Running a business is a challenging prospect at the best of times. Running one with members of your family will certainly lead to some tough discussions around the dinner table.
Here, CNBC takes a look at some of the oldest family-run companies in the U.K., and finds out how they've lasted so long.
Peter Freebody and Co says the Freebody family has been "living and working" on the river Thames since the 13th century.
Born in 1934, Peter Freebody grew up in a boatyard, where the company says wooden boats were built "by hand, and by line-of-eye… in ways that had changed little in a thousand years."

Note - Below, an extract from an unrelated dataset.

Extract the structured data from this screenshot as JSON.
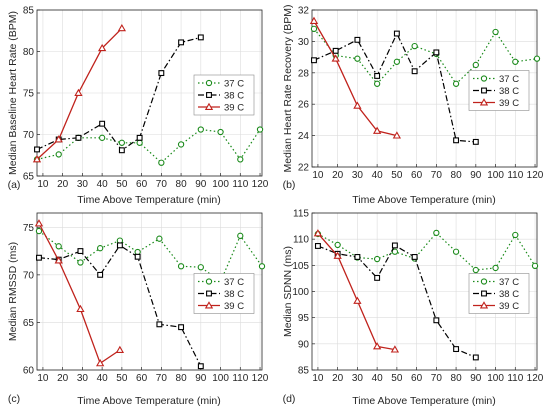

Freebody began to "shape" the business in the 1950s, adding new facilities and specializing in the building of wooden boats. He died in 2010 but his son, Richard, is now in charge, aided by his sisters Helen, Melanie and Katie.
Founded in 1570, east London's Whitechapel Bell Foundry is said to be the oldest manufacturing company in Britain.
The business has cast the world's most famous bells – including London's Big Ben and the original Liberty Bell in Philadelphia.
Arthur Hughes joined in 1884 as general manager, before buying the business in 1904. The foundry is still in the hands of the Hughes family.
The ups and downs of the global economy make construction a tough business to be in. R Durtnell & Sons Limited has managed to hang on in there for more than 400 years.
It claims to be the oldest building company in the U.K., and traces its history all the way back to 1591, when Elizabeth I was on the throne.
Today Alexander Durtnell represents the 13th generation of the Durtnell family to be involved with the business, which says it now employs around 100 people full time and has a turnover of £40 million ($53 million).
The business has worked on a host of famous and historic sites, including the Dulwich Picture Gallery in London (pictured), Salisbury Cathedral as well as several National Trust properties.
The origins of Lock and Co. Hatters date back to 1676, when, according to the company, "hatter" Robert Davis opened up a store on London's fashionable St James's Street.
Davis' son, Charles, took on James Lock as an apprentice in 1747 and the rest is history.
Lock went on to marry Mary Davis - Charles' daughter - in 1759, according to the business.
Today it says it is both the world's oldest hat shop and "one of the oldest family-owned businesses still in existence," and the proud holder of two royal warrants.
Founded in 1672 by Richard Hoare, C. Hoare & Co. says it is the U.K.'s "oldest, family-owned private bank". Based on London's historic Fleet Street since 1690 it is still owned and run by the Hoare family, several of whom sit on the board as partners.
The bank says that today it employs almost 400 staff and has a balance sheet of "approximately £3.3 billion."
Established in 1685, this family-run business says it specializes in the design and production of "jewelry and identity products for governments, corporates, fraternal and friendly societies, and clubs and associations."
The company continues to be run by the Toye family, and holds a prestigious Royal Warrant from the Queen, supplying gold and silver laces, insignia and embroidery.
The business' work could, for example, be seen at the 1937 coronation of King George VI (pictured) in the form of robes and banners.
Based on the plush St James's Street in central London, wine and spirit merchants Berry Bros. & Rudd – which supplies the royal family – says it can trace its history back to 1698, when a widow opened a grocer's opposite St. James's Palace.
According to the company, the business eventually fell into the hands of George Berry, whose name was on the shop front by 1810 and steered it towards wine.
In 1920 Hugh Rudd joined the operation and members of both the Berry and Rudd families still run the business to this day.
Simon Berry, a seventh-generation member of the Berry family, is the current chairman and has been working there in a variety of roles for more than 30 years, according to the company.
The business says that the "future Napoleon III" – who lived in London during the 1830s as an exile – held secret meetings in its cellars, while 69 crates of its products were on the Titanic, which sank in 1912.